Why Is the IAEA Getting Iran Wrong?
Here is a hint: There are only a couple of IAEA inspectors with nuclear-weapons knowledge—and Iran is not helping by banning these very Western inspectors from looking at its nuclear file.
In the longer term, possibly the best way to stop the propagation of dual-use nuclear technology would be to implement a revamped “NPT 2.0” that explicitly discourages the propagation of nuclear fuel-cycle and nuclear-power technology and does not set up false expectations in signatory states.

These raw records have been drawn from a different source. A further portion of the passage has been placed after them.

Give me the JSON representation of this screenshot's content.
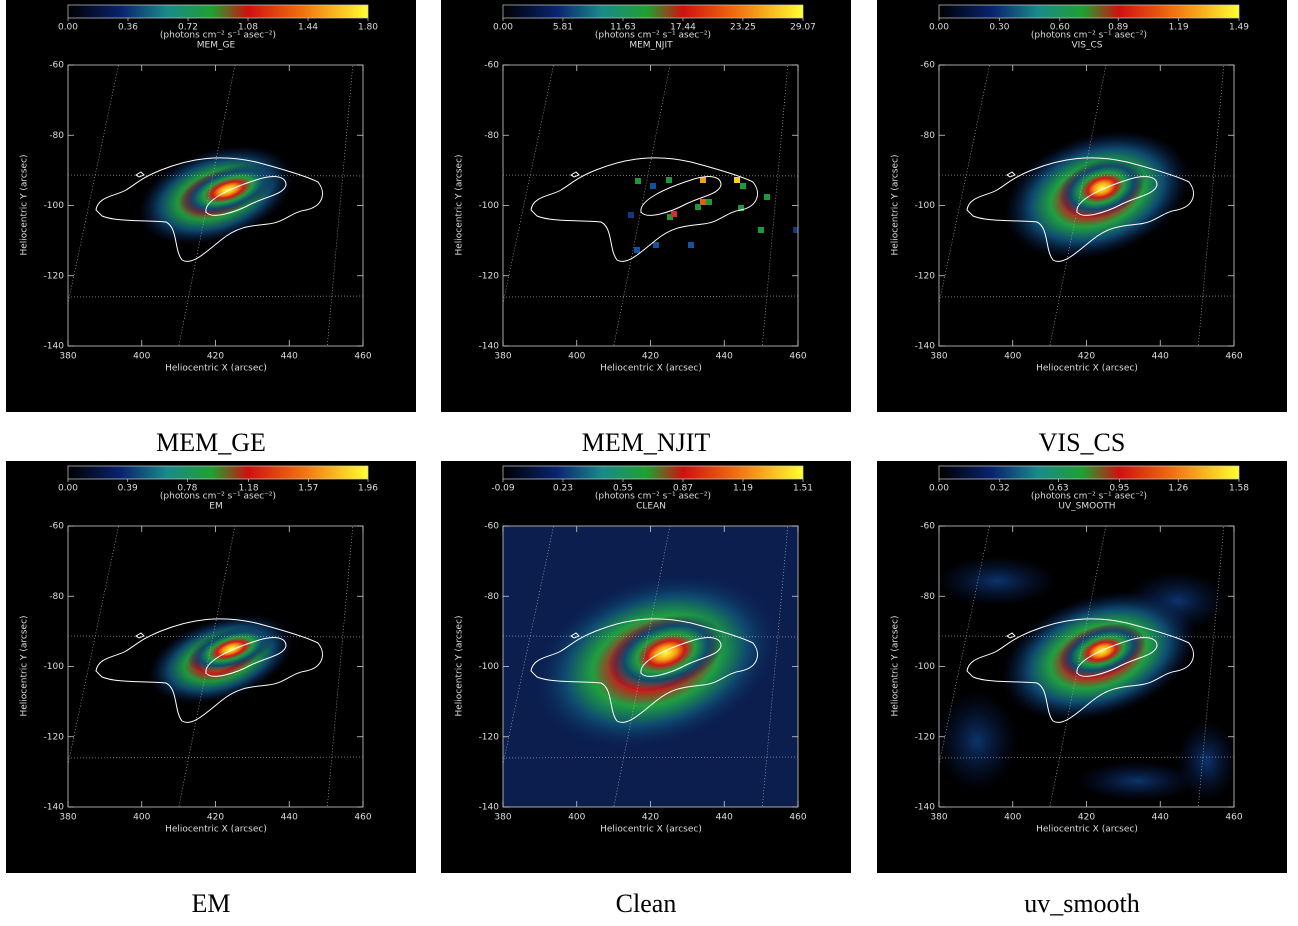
{
  "chart_data": [
    {
      "type": "image",
      "title": "MEM_GE",
      "caption": "MEM_GE",
      "xlabel": "Heliocentric X (arcsec)",
      "ylabel": "Heliocentric Y (arcsec)",
      "xlim": [
        380,
        460
      ],
      "ylim": [
        -140,
        -60
      ],
      "xticks": [
        380,
        400,
        420,
        440,
        460
      ],
      "yticks": [
        -140,
        -120,
        -100,
        -80,
        -60
      ],
      "colorbar": {
        "label": "(photons cm⁻² s⁻¹ asec⁻²)",
        "lim": [
          0,
          1.8
        ],
        "ticks": [
          {
            "value": 0,
            "label": "0.00"
          },
          0.36,
          0.72,
          1.08,
          1.44,
          {
            "value": 1.8,
            "label": "1.80"
          }
        ]
      }
    },
    {
      "type": "image",
      "title": "MEM_NJIT",
      "caption": "MEM_NJIT",
      "xlabel": "Heliocentric X (arcsec)",
      "ylabel": "Heliocentric Y (arcsec)",
      "xlim": [
        380,
        460
      ],
      "ylim": [
        -140,
        -60
      ],
      "xticks": [
        380,
        400,
        420,
        440,
        460
      ],
      "yticks": [
        -140,
        -120,
        -100,
        -80,
        -60
      ],
      "colorbar": {
        "label": "(photons cm⁻² s⁻¹ asec⁻²)",
        "lim": [
          0,
          29.07
        ],
        "ticks": [
          {
            "value": 0,
            "label": "0.00"
          },
          5.81,
          11.63,
          17.44,
          23.25,
          29.07
        ]
      }
    },
    {
      "type": "image",
      "title": "VIS_CS",
      "caption": "VIS_CS",
      "xlabel": "Heliocentric X (arcsec)",
      "ylabel": "Heliocentric Y (arcsec)",
      "xlim": [
        380,
        460
      ],
      "ylim": [
        -140,
        -60
      ],
      "xticks": [
        380,
        400,
        420,
        440,
        460
      ],
      "yticks": [
        -140,
        -120,
        -100,
        -80,
        -60
      ],
      "colorbar": {
        "label": "(photons cm⁻² s⁻¹ asec⁻²)",
        "lim": [
          0,
          1.49
        ],
        "ticks": [
          {
            "value": 0,
            "label": "0.00"
          },
          {
            "value": 0.3,
            "label": "0.30"
          },
          {
            "value": 0.6,
            "label": "0.60"
          },
          0.89,
          1.19,
          1.49
        ]
      }
    },
    {
      "type": "image",
      "title": "EM",
      "caption": "EM",
      "xlabel": "Heliocentric X (arcsec)",
      "ylabel": "Heliocentric Y (arcsec)",
      "xlim": [
        380,
        460
      ],
      "ylim": [
        -140,
        -60
      ],
      "xticks": [
        380,
        400,
        420,
        440,
        460
      ],
      "yticks": [
        -140,
        -120,
        -100,
        -80,
        -60
      ],
      "colorbar": {
        "label": "(photons cm⁻² s⁻¹ asec⁻²)",
        "lim": [
          0,
          1.96
        ],
        "ticks": [
          {
            "value": 0,
            "label": "0.00"
          },
          0.39,
          0.78,
          1.18,
          1.57,
          1.96
        ]
      }
    },
    {
      "type": "image",
      "title": "CLEAN",
      "caption": "Clean",
      "xlabel": "Heliocentric X (arcsec)",
      "ylabel": "Heliocentric Y (arcsec)",
      "xlim": [
        380,
        460
      ],
      "ylim": [
        -140,
        -60
      ],
      "xticks": [
        380,
        400,
        420,
        440,
        460
      ],
      "yticks": [
        -140,
        -120,
        -100,
        -80,
        -60
      ],
      "colorbar": {
        "label": "(photons cm⁻² s⁻¹ asec⁻²)",
        "lim": [
          -0.09,
          1.51
        ],
        "ticks": [
          -0.09,
          0.23,
          0.55,
          0.87,
          1.19,
          1.51
        ]
      }
    },
    {
      "type": "image",
      "title": "UV_SMOOTH",
      "caption": "uv_smooth",
      "xlabel": "Heliocentric X (arcsec)",
      "ylabel": "Heliocentric Y (arcsec)",
      "xlim": [
        380,
        460
      ],
      "ylim": [
        -140,
        -60
      ],
      "xticks": [
        380,
        400,
        420,
        440,
        460
      ],
      "yticks": [
        -140,
        -120,
        -100,
        -80,
        -60
      ],
      "colorbar": {
        "label": "(photons cm⁻² s⁻¹ asec⁻²)",
        "lim": [
          0,
          1.58
        ],
        "ticks": [
          {
            "value": 0,
            "label": "0.00"
          },
          0.32,
          0.63,
          0.95,
          1.26,
          1.58
        ]
      }
    }
  ]
}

The IAEA should also urgently revisit whether it will continue to accept intelligence from third parties—particularly non-NPT member states. Most importantly, perhaps, the Agency should clarify what it sees as its overall mandate: is it going to be the technical nuclear-materials accountancy shop it was originally supposed to be, or is it trying to morph into a nuclear-weaponry investigator? If the latter, it will need enormous injections of the relevant weapons skills, manpower and a much bigger budget. The technologies under discussion are complex and remain outside the experience of most IAEA safeguards staff and all upper management.
In the short term, Iran should consider relenting on its blanket ban of Western IAEA inspectors: if even a couple of experts with weapons knowledge are able to critically examine the “PMD” file, they may be able to quickly exonerate Iran from at least some of the allegations. In turn, the IAEA should revisit whether it will continue to press Iran on the PMD issues, and not accept Tehran's contention that some of the material is forged. If, instead, the Agency wants to pursue Iran on this, it should urgently vet the PMD file using qualified, outside weapons experts.
Failure to do so could unnecessarily sour the prospects for a comprehensive nuclear deal that would be in everyone's interest. With only a couple of weeks to go before the November 24 deadline, there is little time to waste in setting the record straight on allegations surrounding Iran's past nuclear work.
Yousaf Butt, a nuclear physicist, is senior scientific advisor to the British-American Security Information Council in London.